At the time of writing this song has 700,362,824 fucking plays on Youtube. 700,362,824 plays. "Cheerleader" is not going anywhere. This will outlast every album Frank Ocean ever makes, it will outlast the European Union, it will outlast Game of Thrones, it will outlast smashed avocado, it will outlast Four Tet, it will outlast the Liberal Democrats, it will outlast fossil fuels, it will outlast real money, it will outlast the royal family, it will outlast Crufts, it will outlast ginger people, it will outlast carnivores, it will outlast Jonathan Franzen, it will outlast Yeezys, it will outlast Five Guys, it will outlast war, peace and the rising sun of the next century. It will be with you when your children are born, and it will hang on your final breath.

7. David Zowie - House Every Weekend

I can see you now, minding your own business in the kitchen, mashing kale into polenta—or whatever it is people will eat in the future—the radio burbling away on the windowsill. An old and wizened Dermot O'Leary says his next guest, coming up, will be retired footballer Dele Alli who will be talking about his new BBC4 documentary on the history of the card trick.

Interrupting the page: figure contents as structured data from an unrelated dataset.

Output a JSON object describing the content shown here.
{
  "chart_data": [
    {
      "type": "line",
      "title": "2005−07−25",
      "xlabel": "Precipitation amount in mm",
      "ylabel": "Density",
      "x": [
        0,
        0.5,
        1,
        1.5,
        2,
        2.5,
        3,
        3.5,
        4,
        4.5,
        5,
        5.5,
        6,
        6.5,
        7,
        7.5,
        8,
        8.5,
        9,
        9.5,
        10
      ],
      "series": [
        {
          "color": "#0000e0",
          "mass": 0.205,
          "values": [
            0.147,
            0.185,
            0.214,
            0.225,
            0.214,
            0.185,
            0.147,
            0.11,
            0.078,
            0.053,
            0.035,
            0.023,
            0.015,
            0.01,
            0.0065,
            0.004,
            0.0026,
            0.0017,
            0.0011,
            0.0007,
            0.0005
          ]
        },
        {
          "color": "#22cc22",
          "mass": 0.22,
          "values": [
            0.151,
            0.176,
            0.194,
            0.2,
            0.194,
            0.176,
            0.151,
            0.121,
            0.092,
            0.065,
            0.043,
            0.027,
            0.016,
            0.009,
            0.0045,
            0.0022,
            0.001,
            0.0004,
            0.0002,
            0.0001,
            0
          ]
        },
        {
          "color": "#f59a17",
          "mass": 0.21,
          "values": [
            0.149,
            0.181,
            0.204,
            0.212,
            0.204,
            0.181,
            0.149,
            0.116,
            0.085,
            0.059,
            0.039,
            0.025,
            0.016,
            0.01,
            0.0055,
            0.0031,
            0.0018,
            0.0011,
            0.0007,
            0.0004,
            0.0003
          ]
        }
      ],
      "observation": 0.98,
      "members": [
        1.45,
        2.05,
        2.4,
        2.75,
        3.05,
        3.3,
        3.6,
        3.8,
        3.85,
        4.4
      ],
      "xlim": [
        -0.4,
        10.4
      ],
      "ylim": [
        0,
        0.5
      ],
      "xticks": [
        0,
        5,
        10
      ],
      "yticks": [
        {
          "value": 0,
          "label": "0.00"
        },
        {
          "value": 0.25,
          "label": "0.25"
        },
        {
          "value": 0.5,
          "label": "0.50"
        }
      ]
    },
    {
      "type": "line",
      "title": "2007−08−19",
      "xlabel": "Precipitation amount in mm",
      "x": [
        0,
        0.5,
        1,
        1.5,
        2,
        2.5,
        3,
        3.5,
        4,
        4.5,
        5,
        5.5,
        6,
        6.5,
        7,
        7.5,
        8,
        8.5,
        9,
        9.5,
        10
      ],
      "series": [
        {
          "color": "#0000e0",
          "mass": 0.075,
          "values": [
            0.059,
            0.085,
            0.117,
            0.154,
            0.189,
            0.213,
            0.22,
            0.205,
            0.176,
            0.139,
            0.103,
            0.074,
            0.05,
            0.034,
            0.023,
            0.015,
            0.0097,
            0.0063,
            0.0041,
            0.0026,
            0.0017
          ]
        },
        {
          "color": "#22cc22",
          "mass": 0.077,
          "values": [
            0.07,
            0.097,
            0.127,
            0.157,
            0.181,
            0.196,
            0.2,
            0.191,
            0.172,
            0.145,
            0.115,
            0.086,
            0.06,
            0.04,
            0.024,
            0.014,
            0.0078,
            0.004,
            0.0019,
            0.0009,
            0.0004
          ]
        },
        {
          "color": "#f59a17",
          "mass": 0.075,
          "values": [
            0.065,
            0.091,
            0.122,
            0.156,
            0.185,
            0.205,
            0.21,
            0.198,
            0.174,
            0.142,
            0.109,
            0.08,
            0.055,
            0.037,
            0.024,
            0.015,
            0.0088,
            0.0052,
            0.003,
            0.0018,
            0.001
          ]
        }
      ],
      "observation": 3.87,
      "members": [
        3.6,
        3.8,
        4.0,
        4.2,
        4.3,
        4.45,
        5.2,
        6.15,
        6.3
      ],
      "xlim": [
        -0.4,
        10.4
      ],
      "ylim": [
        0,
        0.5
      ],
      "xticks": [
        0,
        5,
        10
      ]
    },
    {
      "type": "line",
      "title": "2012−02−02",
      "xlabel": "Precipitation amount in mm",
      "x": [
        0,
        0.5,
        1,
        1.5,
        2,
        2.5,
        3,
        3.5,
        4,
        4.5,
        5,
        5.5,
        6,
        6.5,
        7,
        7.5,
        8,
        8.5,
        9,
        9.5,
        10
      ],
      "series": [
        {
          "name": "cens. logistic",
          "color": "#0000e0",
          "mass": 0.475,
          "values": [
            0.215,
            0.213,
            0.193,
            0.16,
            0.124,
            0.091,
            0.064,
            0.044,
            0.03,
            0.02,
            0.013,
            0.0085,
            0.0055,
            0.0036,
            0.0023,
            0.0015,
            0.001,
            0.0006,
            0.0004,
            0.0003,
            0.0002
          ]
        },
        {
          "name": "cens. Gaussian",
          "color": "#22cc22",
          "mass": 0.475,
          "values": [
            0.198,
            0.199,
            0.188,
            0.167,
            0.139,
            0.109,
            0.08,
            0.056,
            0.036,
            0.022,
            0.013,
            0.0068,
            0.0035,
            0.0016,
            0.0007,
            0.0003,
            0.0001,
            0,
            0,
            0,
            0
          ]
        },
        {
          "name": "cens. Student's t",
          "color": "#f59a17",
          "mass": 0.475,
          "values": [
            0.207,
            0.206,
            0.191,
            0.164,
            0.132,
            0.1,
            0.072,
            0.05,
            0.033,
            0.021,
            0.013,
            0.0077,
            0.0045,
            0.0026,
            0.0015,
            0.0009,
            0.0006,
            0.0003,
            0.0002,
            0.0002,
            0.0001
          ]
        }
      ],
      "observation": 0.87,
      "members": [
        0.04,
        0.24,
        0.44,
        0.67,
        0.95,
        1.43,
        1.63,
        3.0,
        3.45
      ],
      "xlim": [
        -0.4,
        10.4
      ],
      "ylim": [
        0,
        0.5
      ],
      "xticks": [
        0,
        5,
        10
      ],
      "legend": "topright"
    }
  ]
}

Before that though, Dermot says, "who remembers when we used to spend our weekends doing something else?" Suddenly you remember how tight you stomach used to be, the vests you used to wear, the selfies, the smell of suncream, the Easyjet logo, the taste of Sol. When it comes to Proust every weekend.

8. Sigma - Nobody To Love

Despite being one of the most objectively crap things made in the last 30 years, I bet you end up trying to breakdance to this after a three-day data analytics conference in Hull, two weeks after your 38th birthday and one year before your second divorce.